Aside from that, when I am not writing, reading, cleaning, eating salads or hanging out in the pool, I am walking. A lot. At the conclusion of one such jaunt our neighbor Ray hailed me. Asked how I was doing, showed me his tan line (impressive, but I don’t need to see it again) and offered me some zucchini from his garden. One thing led to another and soon he was talking about the legalization of medical marijuana. And how if that happens I should definitely get squared away with a prescription. Better yet, I could start growing pot, in Ray’s greenhouse. We could become partners. “Perfect,” I say. “A match made in heaven.” As Buddy and I took our leave, Ray’s shouting down the road “You can pay for your son’s education that way!” I shout back “I’m going home to watch Breaking Bad and I’ll think about it!” Oh, New Hampshire.

Swimming around

Next stop, the real pond out back

I found and fell in love with our current home online. Like a hopeful suitor, I scrolled through the photos and watched the artfully shot video again and again. The house, built in the 1970’s, was straight out of Dwell. Beautifully landscaped and surrounded by five forested acres, it also boasted an in ground swimming pool. Kidney shaped and forever azure in the looping video, ‘a sylvan pond’, according to the accompanying text.
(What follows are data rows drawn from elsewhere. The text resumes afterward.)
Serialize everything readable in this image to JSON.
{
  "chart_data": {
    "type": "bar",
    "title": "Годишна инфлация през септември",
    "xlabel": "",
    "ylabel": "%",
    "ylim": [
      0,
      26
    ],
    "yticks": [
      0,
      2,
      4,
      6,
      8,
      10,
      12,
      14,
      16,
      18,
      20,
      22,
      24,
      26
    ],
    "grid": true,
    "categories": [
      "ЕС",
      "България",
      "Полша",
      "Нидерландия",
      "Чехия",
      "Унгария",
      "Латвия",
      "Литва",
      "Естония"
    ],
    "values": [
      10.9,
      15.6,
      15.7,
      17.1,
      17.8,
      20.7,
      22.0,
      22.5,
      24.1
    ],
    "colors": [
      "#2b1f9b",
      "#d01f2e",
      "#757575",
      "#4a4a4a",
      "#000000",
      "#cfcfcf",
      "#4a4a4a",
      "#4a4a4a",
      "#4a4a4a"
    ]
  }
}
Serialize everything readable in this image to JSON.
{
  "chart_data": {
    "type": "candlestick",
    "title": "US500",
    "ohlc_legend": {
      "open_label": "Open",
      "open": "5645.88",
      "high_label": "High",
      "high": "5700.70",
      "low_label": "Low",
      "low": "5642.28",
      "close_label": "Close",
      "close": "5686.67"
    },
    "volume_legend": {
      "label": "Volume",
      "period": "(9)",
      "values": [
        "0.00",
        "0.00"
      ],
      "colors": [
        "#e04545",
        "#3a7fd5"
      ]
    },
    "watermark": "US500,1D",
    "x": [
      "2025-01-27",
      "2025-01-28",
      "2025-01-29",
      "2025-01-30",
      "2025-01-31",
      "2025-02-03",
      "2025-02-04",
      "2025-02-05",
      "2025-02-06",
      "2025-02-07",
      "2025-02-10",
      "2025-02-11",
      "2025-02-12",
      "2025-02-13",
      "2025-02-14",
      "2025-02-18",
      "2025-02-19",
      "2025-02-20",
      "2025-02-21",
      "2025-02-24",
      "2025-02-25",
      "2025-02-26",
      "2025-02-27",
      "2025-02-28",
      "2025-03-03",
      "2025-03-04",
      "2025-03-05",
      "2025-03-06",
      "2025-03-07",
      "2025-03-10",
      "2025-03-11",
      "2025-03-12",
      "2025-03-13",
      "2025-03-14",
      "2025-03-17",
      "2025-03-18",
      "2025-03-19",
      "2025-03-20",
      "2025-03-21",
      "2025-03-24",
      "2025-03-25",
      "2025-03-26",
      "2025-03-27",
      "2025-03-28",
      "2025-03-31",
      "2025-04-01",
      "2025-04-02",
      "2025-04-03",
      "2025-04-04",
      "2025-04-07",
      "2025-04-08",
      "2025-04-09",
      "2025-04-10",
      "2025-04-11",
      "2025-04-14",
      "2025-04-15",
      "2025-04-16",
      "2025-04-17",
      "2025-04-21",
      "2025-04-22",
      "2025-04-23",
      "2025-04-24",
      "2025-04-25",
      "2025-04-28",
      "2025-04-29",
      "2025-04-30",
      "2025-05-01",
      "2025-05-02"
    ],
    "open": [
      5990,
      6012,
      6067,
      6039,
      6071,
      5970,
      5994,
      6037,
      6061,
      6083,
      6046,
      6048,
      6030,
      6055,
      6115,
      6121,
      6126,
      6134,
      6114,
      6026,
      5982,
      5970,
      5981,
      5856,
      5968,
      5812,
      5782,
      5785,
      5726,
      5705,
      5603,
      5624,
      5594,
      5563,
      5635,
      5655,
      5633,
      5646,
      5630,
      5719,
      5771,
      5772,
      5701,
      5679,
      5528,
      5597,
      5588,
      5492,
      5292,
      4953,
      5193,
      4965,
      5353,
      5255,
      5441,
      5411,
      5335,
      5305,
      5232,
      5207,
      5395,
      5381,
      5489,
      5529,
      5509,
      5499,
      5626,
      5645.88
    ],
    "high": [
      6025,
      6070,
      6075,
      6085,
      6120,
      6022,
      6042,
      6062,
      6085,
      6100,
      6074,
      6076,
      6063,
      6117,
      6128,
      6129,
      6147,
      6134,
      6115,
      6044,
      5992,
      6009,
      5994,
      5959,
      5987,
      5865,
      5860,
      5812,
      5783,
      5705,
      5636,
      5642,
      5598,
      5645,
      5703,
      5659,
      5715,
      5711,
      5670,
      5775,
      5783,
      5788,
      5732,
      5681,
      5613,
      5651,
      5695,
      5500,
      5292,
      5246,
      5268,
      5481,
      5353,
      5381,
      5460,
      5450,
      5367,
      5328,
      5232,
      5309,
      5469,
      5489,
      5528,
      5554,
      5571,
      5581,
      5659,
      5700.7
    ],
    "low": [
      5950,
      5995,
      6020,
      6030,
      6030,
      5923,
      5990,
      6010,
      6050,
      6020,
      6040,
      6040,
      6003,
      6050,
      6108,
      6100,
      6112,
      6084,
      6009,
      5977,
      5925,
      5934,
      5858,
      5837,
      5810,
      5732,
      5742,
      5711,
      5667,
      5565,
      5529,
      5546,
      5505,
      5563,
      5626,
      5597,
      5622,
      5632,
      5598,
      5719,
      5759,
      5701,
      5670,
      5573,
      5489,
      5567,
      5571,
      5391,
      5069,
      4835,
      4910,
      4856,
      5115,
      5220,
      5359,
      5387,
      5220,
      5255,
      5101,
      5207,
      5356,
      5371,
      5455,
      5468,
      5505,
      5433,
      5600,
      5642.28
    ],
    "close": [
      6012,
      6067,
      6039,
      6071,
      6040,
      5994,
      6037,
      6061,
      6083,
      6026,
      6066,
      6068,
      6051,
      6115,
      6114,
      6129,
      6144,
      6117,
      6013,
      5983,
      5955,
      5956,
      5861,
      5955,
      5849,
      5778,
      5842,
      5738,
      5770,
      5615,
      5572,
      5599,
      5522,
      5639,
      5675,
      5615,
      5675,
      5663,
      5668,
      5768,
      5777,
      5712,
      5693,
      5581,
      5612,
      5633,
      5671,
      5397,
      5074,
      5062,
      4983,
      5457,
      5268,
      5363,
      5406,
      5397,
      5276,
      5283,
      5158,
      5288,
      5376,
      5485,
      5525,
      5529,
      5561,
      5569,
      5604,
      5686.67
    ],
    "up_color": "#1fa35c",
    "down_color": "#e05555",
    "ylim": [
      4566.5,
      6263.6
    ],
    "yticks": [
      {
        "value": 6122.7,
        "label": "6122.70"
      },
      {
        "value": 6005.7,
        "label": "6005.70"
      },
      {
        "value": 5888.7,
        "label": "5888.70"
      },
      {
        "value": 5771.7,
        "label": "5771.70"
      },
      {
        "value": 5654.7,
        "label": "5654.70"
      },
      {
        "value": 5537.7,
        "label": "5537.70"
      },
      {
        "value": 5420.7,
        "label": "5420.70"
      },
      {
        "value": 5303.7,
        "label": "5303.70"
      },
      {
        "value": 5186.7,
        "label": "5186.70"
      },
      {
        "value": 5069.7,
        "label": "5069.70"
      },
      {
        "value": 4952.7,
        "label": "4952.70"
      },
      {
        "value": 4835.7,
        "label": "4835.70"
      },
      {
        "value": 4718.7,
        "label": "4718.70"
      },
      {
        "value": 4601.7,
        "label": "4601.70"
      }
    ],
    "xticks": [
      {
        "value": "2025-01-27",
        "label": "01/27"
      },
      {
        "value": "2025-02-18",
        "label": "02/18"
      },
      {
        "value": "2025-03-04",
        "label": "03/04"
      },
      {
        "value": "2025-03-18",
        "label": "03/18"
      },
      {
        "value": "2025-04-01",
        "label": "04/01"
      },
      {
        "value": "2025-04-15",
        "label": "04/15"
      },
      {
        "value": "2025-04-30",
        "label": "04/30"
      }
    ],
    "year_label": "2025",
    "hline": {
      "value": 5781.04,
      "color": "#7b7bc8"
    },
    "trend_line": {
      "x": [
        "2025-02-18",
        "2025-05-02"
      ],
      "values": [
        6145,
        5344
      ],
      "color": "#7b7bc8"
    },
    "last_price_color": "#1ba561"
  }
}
We moved in just as the last of the snow was melting. Consumed with unpacking, it was mid June before the heavy green cover over the pool was peeled back. Beneath the chilly water lay a carpet of overwintered leaves and debris. Undaunted, I got right to work with a long-handled net and a brush and soon the pool was serviceable.

However, it didn’t stay clean for long. Leaves, pine needles, caterpillars, earthworms, all variety of amphibians and the occasional rodent all took the plunge, and most to ill effect. I began to suspect that it was in fact more pond than pool.
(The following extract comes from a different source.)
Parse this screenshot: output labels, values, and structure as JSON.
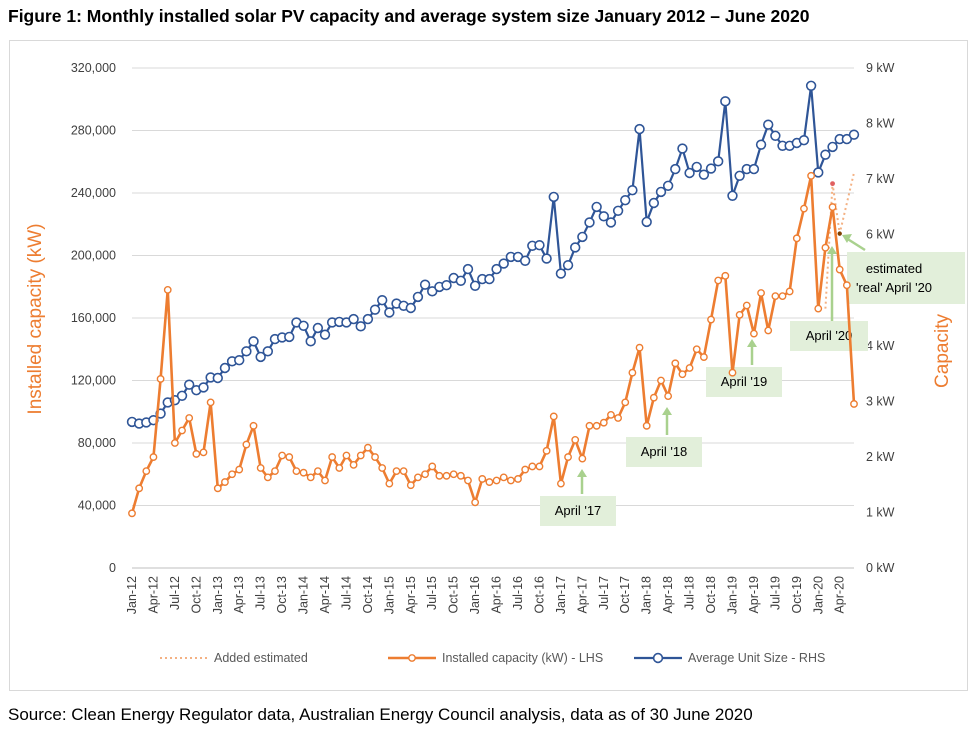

This summer I have been vigilant and yes, stubborn. Every morning I empty the filter baskets and fish the frogs and their leavings from the pool. I scoop worms and needles from the bottom, skim the leaves from the surface and scrub green algae off the sides. And, because I am going to all this trouble, I swim. Just about every single day. Breaststroke, twenty, thirty sometimes forty lengths. I love the cold shock as I first go under, the weightlessness, and how the sun glints off the water.  When I step out of the pool, I am breathless. Eschewing a towel, I lay in the warm air and let the water evaporate from my skin; it is all very reminiscent of summer in my childhood. And, by pushing against my physical limitations, I am thumbing my nose at cancer.

My daily swim: two parts stubbornness and one part pleasure.